Ada juga para hacker yang memanfaatkan kecerdasan dan
kemampuan spesial mereka untuk tujuan yang kurang terpuji. Misalnya untuk
menjahili situs-situs pemerintahan, membobol sistem database hingga pencurian
kartu kredit. Hacker jenis ini dikenal sebgai hacker black hat atau lebih
sering disebut cracker. Tentu saja keberadaan para cracker ini menodai citra
baik yang sudah dibangun para hacker selama bertahun-tahun.
Tingkatan Hacker
Berdasar tingkat kemampuan dan pengalaman hacker, mereka
menggolongkan diri menjadi beberapa tingkatan berikut ini:
1. Elite:
Mereka adalah kelompok hacker dengan “kasta” paling tinggi.

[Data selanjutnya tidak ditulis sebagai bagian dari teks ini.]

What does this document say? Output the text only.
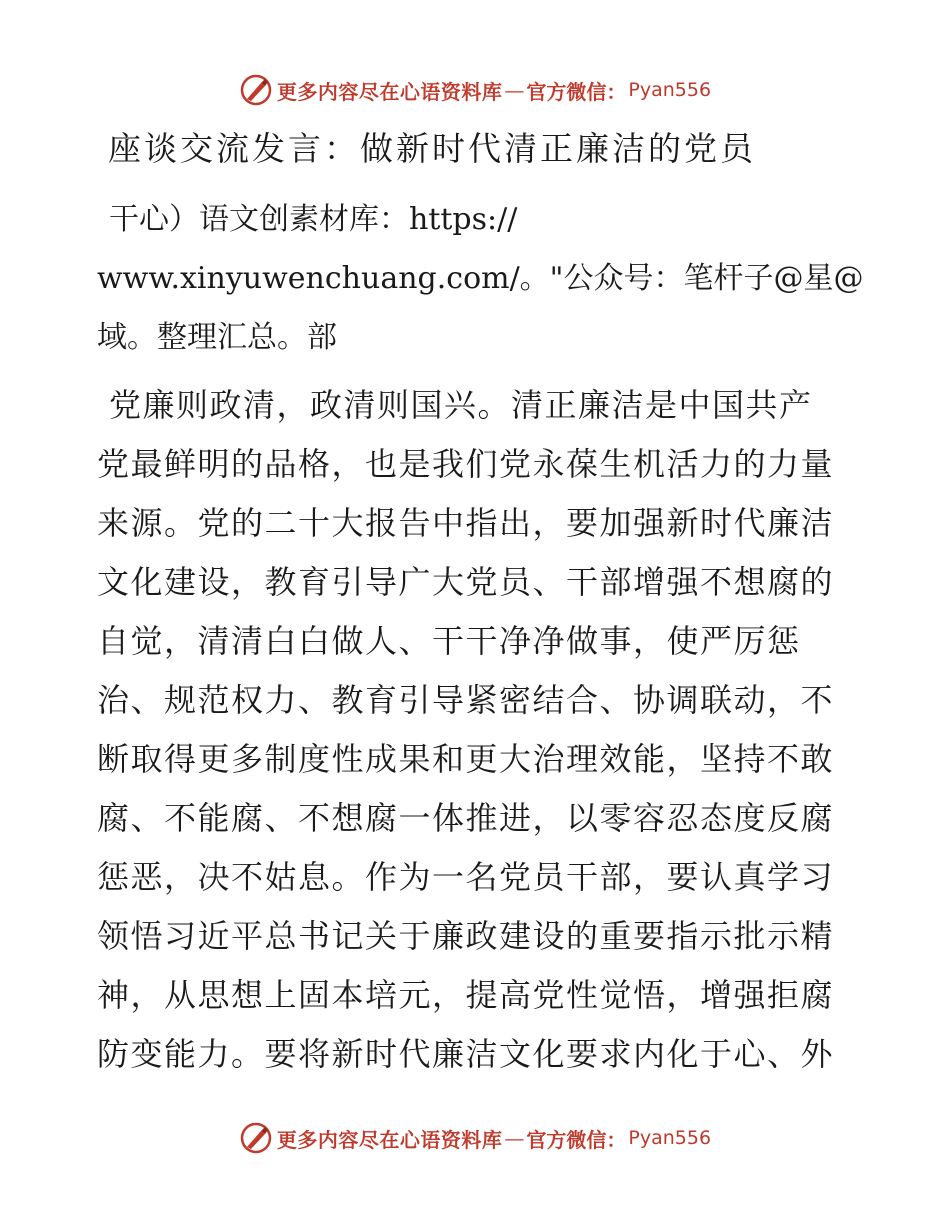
更多内容尽在心语资料库 — 官方微信： Pyan556
座谈交流发言：做新时代清正廉洁的党员
干心）语文创素材库：https://
www.xinyuwenchuang.com/。"公众号：笔杆子@星@
域。整理汇总。部
党廉则政清，政清则国兴。清正廉洁是中国共产
党最鲜明的品格，也是我们党永葆生机活力的力量
来源。党的二十大报告中指出，要加强新时代廉洁
文化建设，教育引导广大党员、干部增强不想腐的
自觉，清清白白做人、干干净净做事，使严厉惩
治、规范权力、教育引导紧密结合、协调联动，不
断取得更多制度性成果和更大治理效能，坚持不敢
腐、不能腐、不想腐一体推进，以零容忍态度反腐
惩恶，决不姑息。作为一名党员干部，要认真学习
领悟习近平总书记关于廉政建设的重要指示批示精
神，从思想上固本培元，提高党性觉悟，增强拒腐
防变能力。要将新时代廉洁文化要求内化于心、外
更多内容尽在心语资料库 — 官方微信： Pyan556
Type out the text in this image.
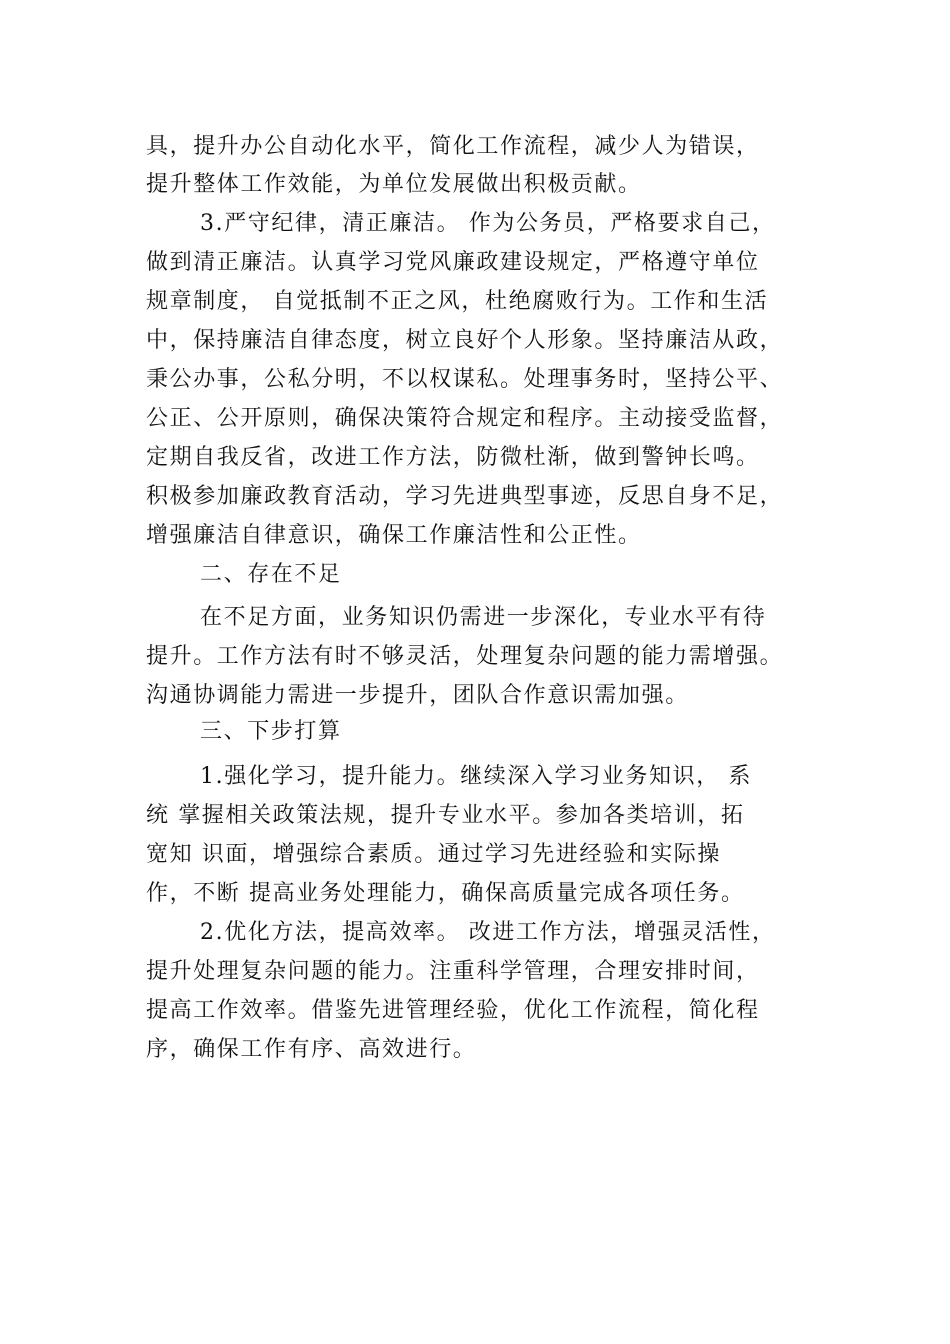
具，提升办公自动化水平，简化工作流程，减少人为错误，
提升整体工作效能，为单位发展做出积极贡献。
3.严守纪律，清正廉洁。 作为公务员，严格要求自己，
做到清正廉洁。认真学习党风廉政建设规定，严格遵守单位
规章制度， 自觉抵制不正之风，杜绝腐败行为。工作和生活
中，保持廉洁自律态度，树立良好个人形象。坚持廉洁从政，
秉公办事，公私分明，不以权谋私。处理事务时，坚持公平、
公正、公开原则，确保决策符合规定和程序。主动接受监督，
定期自我反省，改进工作方法，防微杜渐，做到警钟长鸣。
积极参加廉政教育活动，学习先进典型事迹，反思自身不足，
增强廉洁自律意识，确保工作廉洁性和公正性。
二、存在不足
在不足方面，业务知识仍需进一步深化，专业水平有待
提升。工作方法有时不够灵活，处理复杂问题的能力需增强。
沟通协调能力需进一步提升，团队合作意识需加强。
三、下步打算
1.强化学习，提升能力。继续深入学习业务知识， 系
统 掌握相关政策法规，提升专业水平。参加各类培训，拓
宽知 识面，增强综合素质。通过学习先进经验和实际操
作，不断 提高业务处理能力，确保高质量完成各项任务。
2.优化方法，提高效率。 改进工作方法，增强灵活性，
提升处理复杂问题的能力。注重科学管理，合理安排时间，
提高工作效率。借鉴先进管理经验，优化工作流程，简化程
序，确保工作有序、高效进行。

Mereka mengerti dan paham detail dari sistem komputer, jaringan, pemrograman
dan algoritma yang rumit. Kebanyakan dari para Elite adalah orang-orang yang
cerdas secara alamiah. Dan mereka pada umumnya adalah hacker baik yang tidak
pernah melakukan tindakan ilegal.
2. Semi Elite:
Hacker pada tingakatan ini lebih muda daripada Elite. Mereka
juga mengerti tentang seluk beluk sistem komputer hingga kemampuan untuk
mempelajari adanya celah keamanan. Mereka biasanya beraksi dengan bantuan
software bantuan atau disebut eksploit. Semi Elite biasanya mempublikasikan
hasil temuan mereka ke publik.
3. Developed Kiddie:
Hacker jenis ini biasanya berusia muda dan masih bersekolah.
Mereka menggunakan program eksploit untuk mencoba keamanan jaringan sekolah
mereka dan masih berupaya mencari popularitas diantara hacker-hacker lain.
.
4. Script Kiddie:
Sama seperti Developed Kiddie, hanya saja hacker kelas ini
memiliki kemampuan dan pemahaman yang masih minim terhadap sistem komputer dan
bahasa pemrograman komputer.
5. Lamer:
Nah golongan ini sebenarnya belum bisa disebut hacker.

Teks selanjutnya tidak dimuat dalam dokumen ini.